En parlant de stress chronique et de stress aigu, Baptiste Beaulieu se rappelle comment, l'autre jour, au cabinet médical, il en est venu à parler d'un sujet très banal et absolument pas médical avec un patient : les enjeux du stress chronique sur les enfants.

Les enjeux du stress chronique chez les enfants
Les enjeux du stress chronique chez les enfants © Getty / AleksandarNakic

J'explique à ce patient ne pas avoir d'enfants, mais que c'est un projet que je me pose, avec mille et une question, parce que je suis quelqu'un de très angoissé. Par exemple, je ne peux pas voir ma nièce jouer sur sa chaise sans avoir le ventre qui se tord à l'idée qu'elle tombe. 

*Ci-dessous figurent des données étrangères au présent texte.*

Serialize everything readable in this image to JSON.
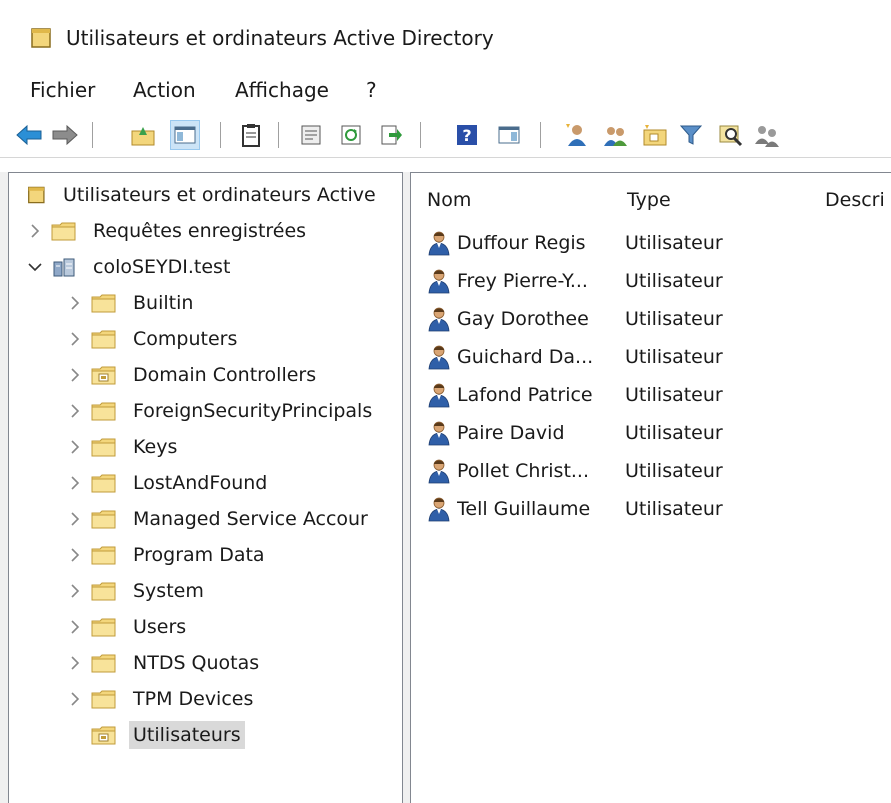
{
  "window": {
    "title": "Utilisateurs et ordinateurs Active Directory"
  },
  "menu": [
    {
      "id": "fichier",
      "label": "Fichier"
    },
    {
      "id": "action",
      "label": "Action"
    },
    {
      "id": "affichage",
      "label": "Affichage"
    },
    {
      "id": "help",
      "label": "?"
    }
  ],
  "toolbar": [
    {
      "name": "back-button",
      "icon": "back-arrow-icon"
    },
    {
      "name": "forward-button",
      "icon": "forward-arrow-icon"
    },
    {
      "name": "up-folder-button",
      "icon": "up-folder-icon"
    },
    {
      "name": "show-hide-tree-button",
      "icon": "console-tree-icon",
      "pressed": true
    },
    {
      "name": "clipboard-button",
      "icon": "clipboard-icon"
    },
    {
      "name": "properties-button",
      "icon": "properties-icon"
    },
    {
      "name": "refresh-button",
      "icon": "refresh-icon"
    },
    {
      "name": "export-list-button",
      "icon": "export-icon"
    },
    {
      "name": "help-button",
      "icon": "help-icon"
    },
    {
      "name": "action-pane-button",
      "icon": "action-pane-icon"
    },
    {
      "name": "new-user-button",
      "icon": "new-user-icon"
    },
    {
      "name": "new-group-button",
      "icon": "new-group-icon"
    },
    {
      "name": "new-ou-button",
      "icon": "new-ou-icon"
    },
    {
      "name": "filter-button",
      "icon": "filter-icon"
    },
    {
      "name": "find-button",
      "icon": "find-icon"
    },
    {
      "name": "add-to-group-button",
      "icon": "add-to-group-icon"
    }
  ],
  "tree": {
    "root": "Utilisateurs et ordinateurs Active",
    "saved_queries": "Requêtes enregistrées",
    "domain": "coloSEYDI.test",
    "children": [
      {
        "label": "Builtin",
        "icon": "folder-icon"
      },
      {
        "label": "Computers",
        "icon": "folder-icon"
      },
      {
        "label": "Domain Controllers",
        "icon": "ou-icon"
      },
      {
        "label": "ForeignSecurityPrincipals",
        "icon": "folder-icon"
      },
      {
        "label": "Keys",
        "icon": "folder-icon"
      },
      {
        "label": "LostAndFound",
        "icon": "folder-icon"
      },
      {
        "label": "Managed Service Accour",
        "icon": "folder-icon"
      },
      {
        "label": "Program Data",
        "icon": "folder-icon"
      },
      {
        "label": "System",
        "icon": "folder-icon"
      },
      {
        "label": "Users",
        "icon": "folder-icon"
      },
      {
        "label": "NTDS Quotas",
        "icon": "folder-icon"
      },
      {
        "label": "TPM Devices",
        "icon": "folder-icon"
      },
      {
        "label": "Utilisateurs",
        "icon": "ou-icon",
        "selected": true,
        "no_chevron": true
      }
    ]
  },
  "list": {
    "columns": [
      {
        "label": "Nom"
      },
      {
        "label": "Type"
      },
      {
        "label": "Descri"
      }
    ],
    "rows": [
      {
        "name": "Duffour Regis",
        "type": "Utilisateur"
      },
      {
        "name": "Frey Pierre-Y...",
        "type": "Utilisateur"
      },
      {
        "name": "Gay Dorothee",
        "type": "Utilisateur"
      },
      {
        "name": "Guichard Da...",
        "type": "Utilisateur"
      },
      {
        "name": "Lafond Patrice",
        "type": "Utilisateur"
      },
      {
        "name": "Paire David",
        "type": "Utilisateur"
      },
      {
        "name": "Pollet Christ...",
        "type": "Utilisateur"
      },
      {
        "name": "Tell Guillaume",
        "type": "Utilisateur"
      }
    ]
  },
  "colors": {
    "selection": "#d9d9d9",
    "folder": "#f3d67c",
    "back_arrow": "#2b8fd6"
  }
}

Chaque fois que j'écoute l'excellent Fabrice Drouelle dans l'émission Affaire sensible sur France Inter nous parler d'un fait divers, je me dis qu'il me sera impossible de vivre sereinement avec mon enfant, à moins de le pucer, de lui coller un marqueur GPS sous la peau, d'engager un garde du corps personnel…

J'imagine qu'on ne peut pas les protéger de tout, et qu'on n'a pas le droit, en France, d'enfermer nos enfants dans une sorte de grande boule à furet, où ils seraient à l'abri de ce monde pendant minimum 18 ans. 

On peut… mais non bien sûr, je dis ça pour plaisanter… 

Bref, ce jour-là, mon patient m'écoute, avec le sourire. Je lui dis que j'ai peur que mes futurs enfants sentent que j'ai peur pour eux, pour tout et pour n'importe quoi. bref, j'ai peur au carré. 

On a papoté de longues minutes du sujet, puis il est parti. Quelques semaines passent. J'oublie notre discussion, il revient cette semaine. Je l'examine, je rédige une ordonnance et, au moment où il se lève pour quitter mon bureau, il s'arrête une seconde, me disant : Tiens, tant que j'y suis docteur, avant, j'étais avec ma petite fille de 6 ans et j'ai repensé à notre discussion de la dernière fois sur "comment ne pas transmettre nos angoisses à nos enfants ?" 

Il faut que vous sachiez que j'ai la phobie des insectes : dès que ça vole et que ça fait du bruit, j'ai les poils qui se hérissent, la sueur qui coule dans le dos. J'étais avec elle dans le jardin, elle voulait m'aider à jardinier, quand, tout à coup, il y a ce truc énorme !

Je le jure, à cet instant-là, mon patient a beaucoup trop écarté ses mains pour qu'un seul insecte volant ait cette taille-là sur terre, même en Australie, ils ne font pas des trucs comme ça. 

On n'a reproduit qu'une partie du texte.